I have been listening to Eckhart Tolle speak about being awareness itself so that we can see the ego for what it is. I have found his teachings helpful. I do find it interesting that he does not delve into the hereafter at all. He won't go there. It doesn't seem possible to me to do the work here without acknowledging past lives. But he does this deliberately, I believe, to maintain the focused energy of his awareness teaching, and to make his teachings palpable to a greater audience. To focus on humankind's "Awakening." Tolle has come under fire from Christian groups who don't understand the God Within principle that Jesus spoke about. They fear the empowerment of the human species through collective transformation. Fear being the operative word.

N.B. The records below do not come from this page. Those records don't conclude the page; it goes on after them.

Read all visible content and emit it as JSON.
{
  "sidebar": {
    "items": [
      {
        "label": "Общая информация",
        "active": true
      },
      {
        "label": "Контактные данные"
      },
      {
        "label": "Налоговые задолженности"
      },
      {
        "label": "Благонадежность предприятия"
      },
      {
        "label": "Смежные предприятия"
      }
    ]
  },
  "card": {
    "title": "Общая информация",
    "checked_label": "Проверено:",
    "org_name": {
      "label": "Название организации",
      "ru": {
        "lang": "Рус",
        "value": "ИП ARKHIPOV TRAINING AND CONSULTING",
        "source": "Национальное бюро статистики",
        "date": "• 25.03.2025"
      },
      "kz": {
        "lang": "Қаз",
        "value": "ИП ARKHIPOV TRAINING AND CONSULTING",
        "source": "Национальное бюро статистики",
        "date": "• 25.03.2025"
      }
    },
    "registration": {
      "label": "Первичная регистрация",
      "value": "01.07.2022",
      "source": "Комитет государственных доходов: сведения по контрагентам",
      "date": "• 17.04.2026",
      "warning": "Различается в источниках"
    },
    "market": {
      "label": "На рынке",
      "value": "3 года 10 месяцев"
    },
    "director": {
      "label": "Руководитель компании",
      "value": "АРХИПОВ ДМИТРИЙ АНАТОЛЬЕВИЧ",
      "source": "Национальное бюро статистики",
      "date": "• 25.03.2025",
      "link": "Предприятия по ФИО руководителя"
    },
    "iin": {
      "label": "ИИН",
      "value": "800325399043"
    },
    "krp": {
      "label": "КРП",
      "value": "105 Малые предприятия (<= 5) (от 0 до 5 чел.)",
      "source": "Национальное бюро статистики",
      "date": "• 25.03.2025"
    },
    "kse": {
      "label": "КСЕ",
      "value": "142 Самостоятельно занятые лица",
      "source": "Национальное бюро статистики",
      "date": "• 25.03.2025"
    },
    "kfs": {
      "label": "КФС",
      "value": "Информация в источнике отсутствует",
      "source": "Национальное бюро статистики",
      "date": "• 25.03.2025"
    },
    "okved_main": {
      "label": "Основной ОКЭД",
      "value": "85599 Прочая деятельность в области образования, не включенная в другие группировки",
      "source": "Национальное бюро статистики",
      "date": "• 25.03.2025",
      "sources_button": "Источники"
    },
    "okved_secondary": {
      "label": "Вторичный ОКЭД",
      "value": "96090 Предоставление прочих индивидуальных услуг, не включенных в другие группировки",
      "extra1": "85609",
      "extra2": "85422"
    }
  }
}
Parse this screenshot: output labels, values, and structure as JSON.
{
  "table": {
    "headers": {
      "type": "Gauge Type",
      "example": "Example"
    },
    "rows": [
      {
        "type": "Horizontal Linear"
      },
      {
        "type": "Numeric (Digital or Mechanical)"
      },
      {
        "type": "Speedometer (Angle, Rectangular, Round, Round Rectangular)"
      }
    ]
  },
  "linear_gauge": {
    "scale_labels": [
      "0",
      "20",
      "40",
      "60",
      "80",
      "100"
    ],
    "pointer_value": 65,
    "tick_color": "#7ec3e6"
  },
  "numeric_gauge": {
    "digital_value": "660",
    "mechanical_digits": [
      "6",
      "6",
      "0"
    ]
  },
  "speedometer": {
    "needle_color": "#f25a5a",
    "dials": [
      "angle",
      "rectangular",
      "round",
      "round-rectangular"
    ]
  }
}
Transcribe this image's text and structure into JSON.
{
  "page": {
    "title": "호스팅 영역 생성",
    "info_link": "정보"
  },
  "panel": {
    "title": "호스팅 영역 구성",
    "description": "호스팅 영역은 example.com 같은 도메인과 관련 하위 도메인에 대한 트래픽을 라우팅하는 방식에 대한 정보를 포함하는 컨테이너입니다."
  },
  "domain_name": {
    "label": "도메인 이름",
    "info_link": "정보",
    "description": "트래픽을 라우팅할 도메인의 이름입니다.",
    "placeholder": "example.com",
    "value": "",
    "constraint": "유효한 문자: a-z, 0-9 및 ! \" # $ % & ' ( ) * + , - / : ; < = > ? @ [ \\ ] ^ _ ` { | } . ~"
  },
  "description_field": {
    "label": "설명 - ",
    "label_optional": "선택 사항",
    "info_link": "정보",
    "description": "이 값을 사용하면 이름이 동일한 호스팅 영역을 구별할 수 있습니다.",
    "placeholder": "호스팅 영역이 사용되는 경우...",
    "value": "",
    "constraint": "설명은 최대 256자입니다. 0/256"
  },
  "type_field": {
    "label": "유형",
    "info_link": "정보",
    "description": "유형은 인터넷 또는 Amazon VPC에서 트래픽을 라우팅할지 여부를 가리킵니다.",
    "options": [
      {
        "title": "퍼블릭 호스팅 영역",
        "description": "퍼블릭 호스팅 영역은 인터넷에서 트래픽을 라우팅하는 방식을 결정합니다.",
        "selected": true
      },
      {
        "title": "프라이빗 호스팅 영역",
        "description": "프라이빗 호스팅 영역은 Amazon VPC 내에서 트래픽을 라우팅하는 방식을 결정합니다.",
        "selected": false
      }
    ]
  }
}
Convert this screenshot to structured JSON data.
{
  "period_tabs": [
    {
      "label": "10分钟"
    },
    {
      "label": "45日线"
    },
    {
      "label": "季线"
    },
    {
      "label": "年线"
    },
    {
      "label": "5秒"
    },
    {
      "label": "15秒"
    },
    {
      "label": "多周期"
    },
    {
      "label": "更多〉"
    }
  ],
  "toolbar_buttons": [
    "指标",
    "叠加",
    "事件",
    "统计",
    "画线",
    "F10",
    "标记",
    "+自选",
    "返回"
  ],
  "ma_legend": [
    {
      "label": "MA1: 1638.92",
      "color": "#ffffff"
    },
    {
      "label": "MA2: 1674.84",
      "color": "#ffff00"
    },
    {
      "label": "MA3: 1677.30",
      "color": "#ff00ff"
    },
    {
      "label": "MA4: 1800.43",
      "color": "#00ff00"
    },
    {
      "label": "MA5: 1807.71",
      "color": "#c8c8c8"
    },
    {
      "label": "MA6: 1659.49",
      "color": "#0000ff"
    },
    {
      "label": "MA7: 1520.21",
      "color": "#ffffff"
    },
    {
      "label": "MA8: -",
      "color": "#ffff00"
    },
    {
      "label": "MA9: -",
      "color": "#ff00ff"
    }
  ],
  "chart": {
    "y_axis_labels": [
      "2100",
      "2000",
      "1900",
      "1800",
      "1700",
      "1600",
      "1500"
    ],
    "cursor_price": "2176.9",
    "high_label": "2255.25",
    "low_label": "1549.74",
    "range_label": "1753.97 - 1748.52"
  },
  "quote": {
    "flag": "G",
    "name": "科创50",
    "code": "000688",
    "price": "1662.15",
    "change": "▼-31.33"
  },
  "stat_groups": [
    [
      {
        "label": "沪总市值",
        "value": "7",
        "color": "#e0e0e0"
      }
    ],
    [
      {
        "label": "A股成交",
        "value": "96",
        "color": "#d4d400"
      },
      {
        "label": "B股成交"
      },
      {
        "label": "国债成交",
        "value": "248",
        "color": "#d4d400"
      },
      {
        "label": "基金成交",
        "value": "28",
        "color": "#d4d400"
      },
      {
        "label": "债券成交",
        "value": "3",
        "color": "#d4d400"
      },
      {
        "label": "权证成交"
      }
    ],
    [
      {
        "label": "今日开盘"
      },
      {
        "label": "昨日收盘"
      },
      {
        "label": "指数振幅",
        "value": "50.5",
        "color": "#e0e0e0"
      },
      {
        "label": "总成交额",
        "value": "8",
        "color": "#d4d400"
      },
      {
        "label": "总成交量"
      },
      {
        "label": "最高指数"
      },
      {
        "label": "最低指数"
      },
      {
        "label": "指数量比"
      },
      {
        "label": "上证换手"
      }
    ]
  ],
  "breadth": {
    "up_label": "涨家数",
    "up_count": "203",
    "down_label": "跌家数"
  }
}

Now, this week, I came across Saniel Bonder and his teachings on "mutuality" and "waking down." Bonder stresses the need for recognizing our inherent male and female energies, and embracing the formless with form so that you can grow right where you are. That "killing the ego" is a missed opportunity, you might say. He believes we grow together through our suffering and trials, and that the mountain top experience, separating from form (ego, for instance), is not productive to the human species as a collective. I am skimming the top.

I will continue to explore. Ultimately, I believe what I experience for myself. I believe we evolve spritually not only as individuals, but as a species. Be open to new concepts. In 2006, during a heart transformation that fundamentally changed my life, I received these words: "The Great Perfection." I believe it has begun in earnest.

Thursday, July 10, 2008

Pink Clouds

My 85-year-old mother is a medium. She communicates with "spirit" and she sees things. After I divorced my husband and moved back east from California, she told me she saw pink clouds all around me. It was a good sign, she said. It meant that I was surrounded by love, good things ahead. I thought it meant an easy road, finally, a life without suffering. Nope. There is no easy road. For most of us, it's hard work here.

I've learned to listen to my mother carefully. I remember that she is, after all, my mother. So I listen carefully and hear between the lines. She has been known to give me an interpretation based on her own fears, her need to protect me or her desire to control me. It has never been easy having a mother like her. Still, she has an ability that has both intrigued me and helped me.

Pink clouds. So I misinterpreted that day. I am such an optimist. And this is basically a good thing. There is more, of course. There's always more. I will share some of my life with you here. I hope you will share, too. And she was right. I am surrounded by love. We are all surrounded by love. Let it in! It makes the journey of our souls glorious and transformative.